L'économie allemande a continué d'augmenter en 2019 pour la dixième année consécutive. La dynamique conjoncturelle a toutefois bien ralenti, en raison notamment de la faiblesse de l'industrie. La performance économique a augmenté en 2019 de 0,6 %.[1] Certes, ceci représente plus que ce qui était attendu, mais beaucoup moins que lors des cinq dernières années, alors que le produit intérieur brut augmentait en moyenne de 2,0 % par an. Le nombre d'actifs a toutefois fortement augmenté de 400 000 personnes pour atteindre un niveau record de 45,3 millions de personnes actives.

Au début de l'année, l'économie allemande n'a pas encore surmonté sa phase de faiblesse structurelle. Face à la situation actuelle morose en ce qui concerne le commerce international, ce qui influence l'industrie, les secteurs des services et de la construction continuent à prospérer majoritairement. Pour ces raisons, le produit intérieur brut n'a que peu augmenté lors du deuxième semestre de 2019. Des améliorations se dessinent toutefois. Dans l'industrie, les entrées de commande et les chiffres d'affaires ont commencé ces derniers mois à se stabiliser à un niveau bas. Parallèlement, les prévisions commerciales se sont de nouveau légèrement améliorées. Cela indique que la conjoncture industrielle devrait bientôt atteindre un tournant.
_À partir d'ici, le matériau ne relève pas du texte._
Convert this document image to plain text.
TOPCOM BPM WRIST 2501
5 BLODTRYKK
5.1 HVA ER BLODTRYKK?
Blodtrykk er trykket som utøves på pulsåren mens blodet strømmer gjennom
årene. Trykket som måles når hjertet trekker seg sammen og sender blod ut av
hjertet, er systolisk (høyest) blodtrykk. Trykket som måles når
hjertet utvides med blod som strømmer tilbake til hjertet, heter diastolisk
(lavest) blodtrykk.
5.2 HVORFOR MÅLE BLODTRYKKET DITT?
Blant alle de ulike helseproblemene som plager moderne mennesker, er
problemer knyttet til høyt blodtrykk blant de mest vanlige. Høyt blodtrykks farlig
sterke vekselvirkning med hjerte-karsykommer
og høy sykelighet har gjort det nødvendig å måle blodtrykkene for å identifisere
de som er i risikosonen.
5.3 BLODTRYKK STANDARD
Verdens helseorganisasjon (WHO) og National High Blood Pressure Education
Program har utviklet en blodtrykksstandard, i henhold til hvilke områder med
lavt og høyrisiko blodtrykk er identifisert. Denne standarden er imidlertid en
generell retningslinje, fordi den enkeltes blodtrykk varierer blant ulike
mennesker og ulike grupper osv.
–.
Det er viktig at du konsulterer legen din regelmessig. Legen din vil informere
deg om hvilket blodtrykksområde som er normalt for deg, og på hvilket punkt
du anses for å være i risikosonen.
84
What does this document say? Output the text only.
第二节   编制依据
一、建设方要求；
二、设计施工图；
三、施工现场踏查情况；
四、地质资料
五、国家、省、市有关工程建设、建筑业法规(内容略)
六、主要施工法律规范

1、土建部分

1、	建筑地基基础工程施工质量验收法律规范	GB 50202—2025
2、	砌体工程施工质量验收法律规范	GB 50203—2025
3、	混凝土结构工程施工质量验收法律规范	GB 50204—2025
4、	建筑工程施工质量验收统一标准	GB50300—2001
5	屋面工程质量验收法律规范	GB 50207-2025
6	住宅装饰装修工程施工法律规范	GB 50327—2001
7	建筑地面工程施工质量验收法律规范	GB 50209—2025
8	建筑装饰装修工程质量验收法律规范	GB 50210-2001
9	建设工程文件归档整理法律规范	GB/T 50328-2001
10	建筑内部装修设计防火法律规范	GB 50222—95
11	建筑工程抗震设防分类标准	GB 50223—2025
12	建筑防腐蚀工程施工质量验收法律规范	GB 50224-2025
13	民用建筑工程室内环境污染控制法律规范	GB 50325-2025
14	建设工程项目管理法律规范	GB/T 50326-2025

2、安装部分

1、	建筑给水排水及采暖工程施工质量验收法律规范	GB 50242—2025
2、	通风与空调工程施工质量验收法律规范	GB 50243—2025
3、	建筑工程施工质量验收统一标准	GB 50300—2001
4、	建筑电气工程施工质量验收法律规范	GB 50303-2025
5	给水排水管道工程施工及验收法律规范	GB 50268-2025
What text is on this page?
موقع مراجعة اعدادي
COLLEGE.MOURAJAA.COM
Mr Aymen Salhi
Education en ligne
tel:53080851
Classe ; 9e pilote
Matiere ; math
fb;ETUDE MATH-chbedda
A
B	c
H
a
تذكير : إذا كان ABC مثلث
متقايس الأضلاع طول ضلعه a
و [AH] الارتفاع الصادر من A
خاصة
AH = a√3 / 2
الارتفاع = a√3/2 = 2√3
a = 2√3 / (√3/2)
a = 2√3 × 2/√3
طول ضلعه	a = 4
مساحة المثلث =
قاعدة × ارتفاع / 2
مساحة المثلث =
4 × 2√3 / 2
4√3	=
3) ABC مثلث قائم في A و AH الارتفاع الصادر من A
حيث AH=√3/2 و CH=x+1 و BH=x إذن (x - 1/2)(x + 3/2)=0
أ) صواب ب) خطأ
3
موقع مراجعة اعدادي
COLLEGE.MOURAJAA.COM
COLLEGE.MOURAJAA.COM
Cependant, les échanges extérieurs restent marqués par des incertitudes considérables.[2]

L'économie mondiale est encore influencée par une baisse de la conjoncture industrielle, notamment en raison de politiques protectionnistes. Ainsi, la production industrielle mondiale a légèrement diminué en octobre par rapport au mois précédent et est passée pour la première fois depuis la crise financière sous le niveau de l’année précédente. Parallèlement, le commerce mondial de biens a enregistré pour la première fois en dix ans un recul pour cette année malgré une légère augmentation en octobre. L'indice composite des directeurs d'achat de J. P. Morgan / IHS Markit pour l'économie mondiale a certes conclu l'année 2019 avec un nouvelle hausse, mais l'indice partiel pour l'industrie a légèrement faibli et se trouve maintenant juste au-dessus du seuil de croissance de 50 points. Au vu des indicateurs présentant la situation actuelle, les organisations internationales prévoient un développement légèrement ralenti mais tout de même positif de l'économie mondiale pour l'année en cours et l'année prochaine.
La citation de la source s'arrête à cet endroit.